Use judgment before using the “On Copy” and “Reply to All” options
Group emails, while useful for team collaboration, are an increasingly problematic work distraction.
After the second or third “Reply to all”, when most messages could be addressed to just one or two people, instead of all, these chains start to look oppressive, adding strange content to our inboxes that have themselves are overflowing.
Before someone sends an email you should think carefully about who to add, making sure to include only the relevant team members. It is important to avoid “replying to everyone” unless the comments are really useful for all members of the group. The more emails are sent, the more they will be received.
Calibrate response time expectations
Before, people worked from 9:00 to 17:00; when they were finished, they could disconnect from work. Today, typical working days are extended and colleagues expect that even at home we will be able to be attentive.
When they send us emails or text messages, regardless of the moment, they expect an immediate response. To avoid this situation, the strategy of several multinational companies such as Volkswagen and Deutsche Telekom can be used, which have a policy from 7:00 am to 7:00 pm, where messages can, of course, be sent at any time, but no one must respond before 07:00. or after 7 pm.
Take regular, regenerative breaks
The human brain is not designed to work for hours and hours. We work best when we take breaks.

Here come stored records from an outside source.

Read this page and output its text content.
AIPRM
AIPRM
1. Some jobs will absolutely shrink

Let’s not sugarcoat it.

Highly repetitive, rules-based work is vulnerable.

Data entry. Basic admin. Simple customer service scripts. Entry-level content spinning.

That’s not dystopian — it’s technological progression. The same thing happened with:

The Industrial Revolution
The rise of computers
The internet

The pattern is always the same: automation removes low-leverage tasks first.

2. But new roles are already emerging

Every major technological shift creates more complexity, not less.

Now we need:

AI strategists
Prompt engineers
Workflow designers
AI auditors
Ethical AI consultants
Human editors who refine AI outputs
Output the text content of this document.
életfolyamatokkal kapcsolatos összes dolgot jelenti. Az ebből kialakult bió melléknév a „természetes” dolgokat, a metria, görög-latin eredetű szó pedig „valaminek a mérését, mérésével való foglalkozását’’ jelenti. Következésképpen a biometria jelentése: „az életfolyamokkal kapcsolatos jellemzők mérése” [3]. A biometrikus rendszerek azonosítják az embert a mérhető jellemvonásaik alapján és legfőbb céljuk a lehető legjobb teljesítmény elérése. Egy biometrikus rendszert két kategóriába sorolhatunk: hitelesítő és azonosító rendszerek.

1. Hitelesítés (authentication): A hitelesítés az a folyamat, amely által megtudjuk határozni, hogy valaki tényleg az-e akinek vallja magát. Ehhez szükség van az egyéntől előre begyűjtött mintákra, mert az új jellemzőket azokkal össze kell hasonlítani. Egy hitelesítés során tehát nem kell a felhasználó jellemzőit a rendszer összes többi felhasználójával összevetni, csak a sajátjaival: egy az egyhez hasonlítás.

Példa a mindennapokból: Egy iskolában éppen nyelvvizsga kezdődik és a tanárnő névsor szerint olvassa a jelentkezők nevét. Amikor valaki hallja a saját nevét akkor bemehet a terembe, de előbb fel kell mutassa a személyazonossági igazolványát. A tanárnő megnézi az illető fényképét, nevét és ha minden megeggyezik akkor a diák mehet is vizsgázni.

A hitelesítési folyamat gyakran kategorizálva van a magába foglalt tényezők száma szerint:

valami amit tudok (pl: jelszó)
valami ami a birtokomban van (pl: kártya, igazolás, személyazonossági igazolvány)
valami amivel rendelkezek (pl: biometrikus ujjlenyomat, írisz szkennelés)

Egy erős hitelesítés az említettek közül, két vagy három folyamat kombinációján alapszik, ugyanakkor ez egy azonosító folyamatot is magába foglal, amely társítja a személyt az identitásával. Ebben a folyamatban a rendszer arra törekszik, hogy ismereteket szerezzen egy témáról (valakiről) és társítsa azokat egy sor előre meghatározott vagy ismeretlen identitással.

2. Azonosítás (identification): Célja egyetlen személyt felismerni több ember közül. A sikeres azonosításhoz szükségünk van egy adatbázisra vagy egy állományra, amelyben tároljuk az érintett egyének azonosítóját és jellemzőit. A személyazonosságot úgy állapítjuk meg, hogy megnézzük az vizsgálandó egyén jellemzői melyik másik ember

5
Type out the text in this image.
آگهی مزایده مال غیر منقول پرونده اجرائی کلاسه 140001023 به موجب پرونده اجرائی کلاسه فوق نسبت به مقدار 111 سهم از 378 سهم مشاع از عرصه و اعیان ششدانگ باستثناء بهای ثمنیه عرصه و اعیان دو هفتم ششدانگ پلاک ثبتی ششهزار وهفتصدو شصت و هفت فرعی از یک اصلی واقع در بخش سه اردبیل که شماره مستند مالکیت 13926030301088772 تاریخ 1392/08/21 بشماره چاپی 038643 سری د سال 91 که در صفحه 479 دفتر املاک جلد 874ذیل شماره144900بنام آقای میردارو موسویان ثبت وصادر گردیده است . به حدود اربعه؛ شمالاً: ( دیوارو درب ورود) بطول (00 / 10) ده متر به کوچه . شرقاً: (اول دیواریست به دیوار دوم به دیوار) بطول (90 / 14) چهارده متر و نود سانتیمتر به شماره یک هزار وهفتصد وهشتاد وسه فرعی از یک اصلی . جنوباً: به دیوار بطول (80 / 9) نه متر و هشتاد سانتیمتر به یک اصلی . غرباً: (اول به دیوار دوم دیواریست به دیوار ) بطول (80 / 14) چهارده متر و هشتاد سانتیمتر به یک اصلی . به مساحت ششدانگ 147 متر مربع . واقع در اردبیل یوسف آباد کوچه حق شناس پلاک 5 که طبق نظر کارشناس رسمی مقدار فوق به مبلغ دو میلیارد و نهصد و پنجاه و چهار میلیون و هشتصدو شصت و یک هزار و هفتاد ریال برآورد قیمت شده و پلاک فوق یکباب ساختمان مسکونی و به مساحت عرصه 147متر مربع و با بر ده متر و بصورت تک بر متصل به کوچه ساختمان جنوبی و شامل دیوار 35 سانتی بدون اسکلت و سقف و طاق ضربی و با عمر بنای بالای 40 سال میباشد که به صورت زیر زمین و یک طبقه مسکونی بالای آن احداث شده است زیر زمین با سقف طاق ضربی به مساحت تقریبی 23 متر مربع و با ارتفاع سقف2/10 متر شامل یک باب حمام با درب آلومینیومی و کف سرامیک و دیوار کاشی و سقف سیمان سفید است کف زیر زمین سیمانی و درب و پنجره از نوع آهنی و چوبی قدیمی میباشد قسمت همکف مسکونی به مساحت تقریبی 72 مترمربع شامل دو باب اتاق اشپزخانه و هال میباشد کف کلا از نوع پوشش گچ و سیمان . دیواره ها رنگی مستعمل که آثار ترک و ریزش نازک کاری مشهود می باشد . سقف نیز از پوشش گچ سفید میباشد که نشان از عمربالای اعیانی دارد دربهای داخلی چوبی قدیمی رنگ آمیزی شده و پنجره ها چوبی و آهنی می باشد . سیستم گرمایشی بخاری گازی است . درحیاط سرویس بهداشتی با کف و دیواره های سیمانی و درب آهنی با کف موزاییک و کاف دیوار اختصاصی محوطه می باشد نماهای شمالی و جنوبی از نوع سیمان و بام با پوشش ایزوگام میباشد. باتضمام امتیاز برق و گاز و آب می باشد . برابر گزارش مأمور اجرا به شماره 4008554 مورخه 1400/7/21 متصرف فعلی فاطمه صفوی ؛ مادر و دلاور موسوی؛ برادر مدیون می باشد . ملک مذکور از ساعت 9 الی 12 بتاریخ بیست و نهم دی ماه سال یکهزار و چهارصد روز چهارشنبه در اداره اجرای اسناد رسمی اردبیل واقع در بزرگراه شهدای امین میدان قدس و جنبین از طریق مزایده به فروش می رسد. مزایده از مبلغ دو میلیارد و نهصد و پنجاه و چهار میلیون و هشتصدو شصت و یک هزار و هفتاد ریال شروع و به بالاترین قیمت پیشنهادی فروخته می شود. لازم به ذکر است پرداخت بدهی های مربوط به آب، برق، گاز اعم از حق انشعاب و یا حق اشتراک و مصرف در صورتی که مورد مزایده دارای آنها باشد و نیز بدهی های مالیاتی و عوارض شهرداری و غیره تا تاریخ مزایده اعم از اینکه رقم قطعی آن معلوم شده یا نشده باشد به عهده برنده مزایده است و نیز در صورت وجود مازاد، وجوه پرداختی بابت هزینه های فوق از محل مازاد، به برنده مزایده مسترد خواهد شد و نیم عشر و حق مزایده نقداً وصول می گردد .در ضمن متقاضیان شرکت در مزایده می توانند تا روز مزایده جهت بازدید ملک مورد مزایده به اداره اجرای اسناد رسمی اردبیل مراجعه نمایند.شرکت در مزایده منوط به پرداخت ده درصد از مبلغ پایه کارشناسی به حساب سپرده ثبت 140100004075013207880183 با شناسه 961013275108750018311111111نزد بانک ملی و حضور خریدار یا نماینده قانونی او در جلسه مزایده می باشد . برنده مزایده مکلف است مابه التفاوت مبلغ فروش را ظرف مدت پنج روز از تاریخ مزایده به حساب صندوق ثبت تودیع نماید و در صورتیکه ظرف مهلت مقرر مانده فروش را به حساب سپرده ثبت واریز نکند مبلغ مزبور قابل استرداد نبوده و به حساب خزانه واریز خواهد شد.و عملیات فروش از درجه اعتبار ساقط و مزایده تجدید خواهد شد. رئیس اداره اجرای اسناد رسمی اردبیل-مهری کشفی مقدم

For example, in a study of more than 12,000 white-collar employees, those who left work every 90 minutes reported 30% greater concentration, 50% more ability to think creatively and 46% more health compared to colleagues who they did not take breaks or only took one during the working day. But looking at a smartphone or surfing the Internet does not count as rest.
In reality, regenerative breaks involve exercise, conversation or reflection. This means going out for a breath, talking to someone (about something other than work) or taking a few minutes of conscious meditation. Ten minutes is sufficient, although longer breaks offer even more benefits.
Recover time with friends and family
We need to stop allowing technology to interfere with our most important interpersonal interactions. But it is difficult to ignore the phone when it is in front of us, with news alerts and text messages constantly appearing.
To avoid addiction, we can define areas where, in an effort to facilitate a better and more meaningful conversation with friends and family, personal devices are simply not allowed. Examples include the dining room, the living room or television, the car or restaurants.
Keep technology out of the room
As the day begins to get dark, the brain starts releasing melatonin, the accumulation of which eventually helps you sleep. But according to an investigation by the National Sleep Foundation and the Mayo Clinic – the blue light from smart phones, tablets or laptops slows down this process and also releases cortisol, which makes the brain more alert.
The result is an increasingly restless sleep, which interrupts the rejuvenation that must happen at night and reduces mental sensitivity. The solution is simple: don’t take the devices to bed.
These five tactics, which you can implement on your own or encourage your team to accept them, are simple ways to ensure that these ubiquitous devices are less harmful.